Question 40: Calculate the maximum acceleration of a moving car so that a body lying on the floor of the car remains stationary. The coefficient of static friction between the body and the floor is 0.15\left(\mathrm{~g}=10 \mathrm{~m} \mathrm{~s}^{-2}\right).
(1) 1.5 \mathrm{~m} \mathrm{~s}^{-2}
(2) 50 \mathrm{~m} \mathrm{~s}^{-2}
(3) 1.2 \mathrm{~m} \mathrm{~s}^{-2}
(4) 150 \mathrm{~m} \mathrm{~s}^{-2}
Answer: Option (1)
Explanation:
For the body to remain stationary with respect to the car, the frictional force must provide the necessary acceleration.
The maximum static friction force is given by f_{\max}=\mu_s N.
Here, the normal reaction is N=mg.
Thus, the maximum frictional force is f_{\max}=\mu_s mg.

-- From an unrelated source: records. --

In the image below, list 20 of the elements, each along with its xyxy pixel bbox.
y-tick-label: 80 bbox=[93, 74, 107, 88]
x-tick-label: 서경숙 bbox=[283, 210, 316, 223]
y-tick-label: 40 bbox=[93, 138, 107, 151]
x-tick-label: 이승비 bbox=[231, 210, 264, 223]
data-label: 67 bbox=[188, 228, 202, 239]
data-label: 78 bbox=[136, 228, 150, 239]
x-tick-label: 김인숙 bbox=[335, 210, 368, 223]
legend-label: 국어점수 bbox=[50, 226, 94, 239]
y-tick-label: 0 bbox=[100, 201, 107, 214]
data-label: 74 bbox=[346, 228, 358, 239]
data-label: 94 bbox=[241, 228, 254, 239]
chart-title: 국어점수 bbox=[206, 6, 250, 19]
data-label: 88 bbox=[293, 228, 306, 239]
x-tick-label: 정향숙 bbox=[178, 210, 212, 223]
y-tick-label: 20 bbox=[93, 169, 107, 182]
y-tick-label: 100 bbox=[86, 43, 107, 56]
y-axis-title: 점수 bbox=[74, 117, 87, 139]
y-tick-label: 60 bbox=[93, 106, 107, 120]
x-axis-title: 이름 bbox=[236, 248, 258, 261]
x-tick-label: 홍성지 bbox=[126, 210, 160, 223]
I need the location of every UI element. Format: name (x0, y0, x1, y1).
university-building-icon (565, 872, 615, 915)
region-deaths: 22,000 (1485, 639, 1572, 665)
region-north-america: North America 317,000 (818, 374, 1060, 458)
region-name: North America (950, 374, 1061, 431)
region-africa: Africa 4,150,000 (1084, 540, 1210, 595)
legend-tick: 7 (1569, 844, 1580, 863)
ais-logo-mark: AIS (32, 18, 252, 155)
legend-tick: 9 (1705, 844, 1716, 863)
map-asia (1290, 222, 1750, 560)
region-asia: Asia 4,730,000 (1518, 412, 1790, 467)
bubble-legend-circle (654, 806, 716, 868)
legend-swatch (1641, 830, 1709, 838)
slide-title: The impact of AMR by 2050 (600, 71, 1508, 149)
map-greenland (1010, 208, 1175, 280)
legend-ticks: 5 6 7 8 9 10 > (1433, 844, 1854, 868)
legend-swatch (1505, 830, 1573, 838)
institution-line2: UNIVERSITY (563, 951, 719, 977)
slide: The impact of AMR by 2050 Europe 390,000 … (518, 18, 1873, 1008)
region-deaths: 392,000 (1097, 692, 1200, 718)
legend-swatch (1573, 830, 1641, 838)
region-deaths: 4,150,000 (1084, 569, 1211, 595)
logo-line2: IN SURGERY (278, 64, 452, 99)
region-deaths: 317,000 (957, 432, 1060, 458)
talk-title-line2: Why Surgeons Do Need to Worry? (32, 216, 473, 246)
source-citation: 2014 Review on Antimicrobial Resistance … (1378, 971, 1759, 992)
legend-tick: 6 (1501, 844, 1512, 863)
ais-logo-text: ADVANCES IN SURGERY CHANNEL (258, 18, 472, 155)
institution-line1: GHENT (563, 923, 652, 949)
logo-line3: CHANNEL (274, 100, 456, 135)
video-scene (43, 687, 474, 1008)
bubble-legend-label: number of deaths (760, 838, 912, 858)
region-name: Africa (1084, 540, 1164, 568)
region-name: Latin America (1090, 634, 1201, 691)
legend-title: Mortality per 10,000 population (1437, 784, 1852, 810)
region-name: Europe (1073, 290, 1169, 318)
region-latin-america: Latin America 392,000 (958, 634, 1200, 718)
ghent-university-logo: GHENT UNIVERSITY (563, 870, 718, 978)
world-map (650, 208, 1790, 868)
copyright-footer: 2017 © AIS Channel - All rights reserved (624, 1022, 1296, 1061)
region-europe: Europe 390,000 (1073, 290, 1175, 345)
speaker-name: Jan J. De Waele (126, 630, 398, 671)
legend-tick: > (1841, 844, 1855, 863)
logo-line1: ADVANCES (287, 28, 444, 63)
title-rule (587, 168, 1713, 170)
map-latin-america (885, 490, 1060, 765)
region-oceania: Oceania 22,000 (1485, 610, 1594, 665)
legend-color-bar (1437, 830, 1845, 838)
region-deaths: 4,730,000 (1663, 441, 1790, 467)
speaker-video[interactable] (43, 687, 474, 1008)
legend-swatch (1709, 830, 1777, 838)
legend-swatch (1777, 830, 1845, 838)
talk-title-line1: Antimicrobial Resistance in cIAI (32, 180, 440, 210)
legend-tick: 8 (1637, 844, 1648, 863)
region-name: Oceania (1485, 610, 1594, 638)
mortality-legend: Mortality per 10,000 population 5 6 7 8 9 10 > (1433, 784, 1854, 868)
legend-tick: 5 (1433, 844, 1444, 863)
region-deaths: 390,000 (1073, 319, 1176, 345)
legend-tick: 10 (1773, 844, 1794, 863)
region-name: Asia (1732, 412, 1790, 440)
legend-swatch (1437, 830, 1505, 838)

This frictional force provides the maximum possible acceleration a_{\max} to the body, so
f_{\max}=ma_{\max}.
Therefore, ma_{\max}=\mu_s mg.
Canceling m from both sides, we get
a_{\max}=\mu_s g.
Substituting the given values,
a_{\max}=0.15 \times 10.
Hence, a_{\max}=1.5 \mathrm{~m\,s^{-2}}.
Therefore, the correct answer is Option (1).